Puis ses visites s'espacèrent. Mon frère, avantageux, daigna nous confier que l'homme n'est pas fait pour vivre seul. De plus en plus magnifique, de plus en plus occupé par les mille soucis dont il voulait bien me décharger, il ne jugeait plus utile de nous en rebattre les oreilles. Les choses suivaient leur cours, et nul n'ignore que le cours de la justice n'est pas un fleuve impétueux. Il ne devait pas non plus nous être très favorable, puisque je venais de recevoir l'assignation classique, préface de la liquidation-partage benoîtement réclamée par l'adversaire. Les Camel qui enrichissaient la moue de mon frère, ses cravates (qui ne tenaient aucun compte de notre deuil), la riche odeur de cave que dégageaient ses postillons m'apprirent que la partie négociable du butin avait trouvé un heureux emploi « au mieux des intérêts communs ». Toujours frétillant, toujours très canin, Fred nageait dans l'euphorie et lâchait allégrement la proie pour l'ombre.

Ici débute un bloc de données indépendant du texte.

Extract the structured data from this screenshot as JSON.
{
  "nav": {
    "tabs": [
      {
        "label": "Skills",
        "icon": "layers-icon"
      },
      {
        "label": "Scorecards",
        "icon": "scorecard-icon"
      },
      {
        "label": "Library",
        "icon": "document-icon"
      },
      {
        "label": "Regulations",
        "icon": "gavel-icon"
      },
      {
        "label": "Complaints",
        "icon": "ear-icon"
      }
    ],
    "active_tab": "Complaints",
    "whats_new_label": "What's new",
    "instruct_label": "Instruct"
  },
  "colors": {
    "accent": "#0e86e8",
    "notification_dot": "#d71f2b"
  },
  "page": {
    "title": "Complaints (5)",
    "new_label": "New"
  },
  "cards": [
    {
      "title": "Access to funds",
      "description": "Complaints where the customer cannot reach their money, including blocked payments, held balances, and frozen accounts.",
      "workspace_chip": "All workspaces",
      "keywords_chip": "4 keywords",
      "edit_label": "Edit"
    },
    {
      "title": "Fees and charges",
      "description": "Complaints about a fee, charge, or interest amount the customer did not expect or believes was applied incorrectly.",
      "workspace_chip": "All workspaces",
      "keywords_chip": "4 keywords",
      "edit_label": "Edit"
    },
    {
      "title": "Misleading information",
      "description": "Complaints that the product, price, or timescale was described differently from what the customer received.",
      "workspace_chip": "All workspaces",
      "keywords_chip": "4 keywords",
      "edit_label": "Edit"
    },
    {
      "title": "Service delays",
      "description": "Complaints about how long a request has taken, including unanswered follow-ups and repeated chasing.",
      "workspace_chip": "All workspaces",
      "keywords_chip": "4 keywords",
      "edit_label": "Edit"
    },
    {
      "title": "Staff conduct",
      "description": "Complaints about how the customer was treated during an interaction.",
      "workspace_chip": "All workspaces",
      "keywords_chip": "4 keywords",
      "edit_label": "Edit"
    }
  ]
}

Je me gardais bien de protester, de réclamer ma part. Je ne voyais aucun inconvénient à ce qu'il gâchât de l'argent Rezeau. L'argent Rezeau me dégoûtait. Pour moi, il existe deux sortes d'argent : l'argent de fortune, fruit énorme, fruit blet des arbres généalogiques, et l'argent de gain qui a la menue saveur des merises. Mon allié me dégoûtait encore plus que cet argent. Je ne pouvais plus supporter son nez tordu, ses yeux mobiles, ses mandibules aplaties. Je ne lui en voulais pas d'être ce qu'il était dans la mesure où il humiliait la famille. Je lui en voulais de ne pas être dans le coup, de ne trouver dans cette histoire qu'un prétexte à chantage, une source de vilains profits. Je lui en voulais surtout d'être un témoin inutile, un complice d'occasion, un demi-frère à peine plus frère que l'autre. Je lui en voulais parce que je m'en voulais, car il restait lui-même après tout, petitement cupide, lâche à souhait, incapable de soutenir seul une lutte importante, immédiatement corrompu par de provisoires délices de Capoue. Mais, moi, je n'étais plus moi-même, qui sonnais la retraite dès le premier succès, sous prétexte que l'ennemi était devenu indigne de mes coups.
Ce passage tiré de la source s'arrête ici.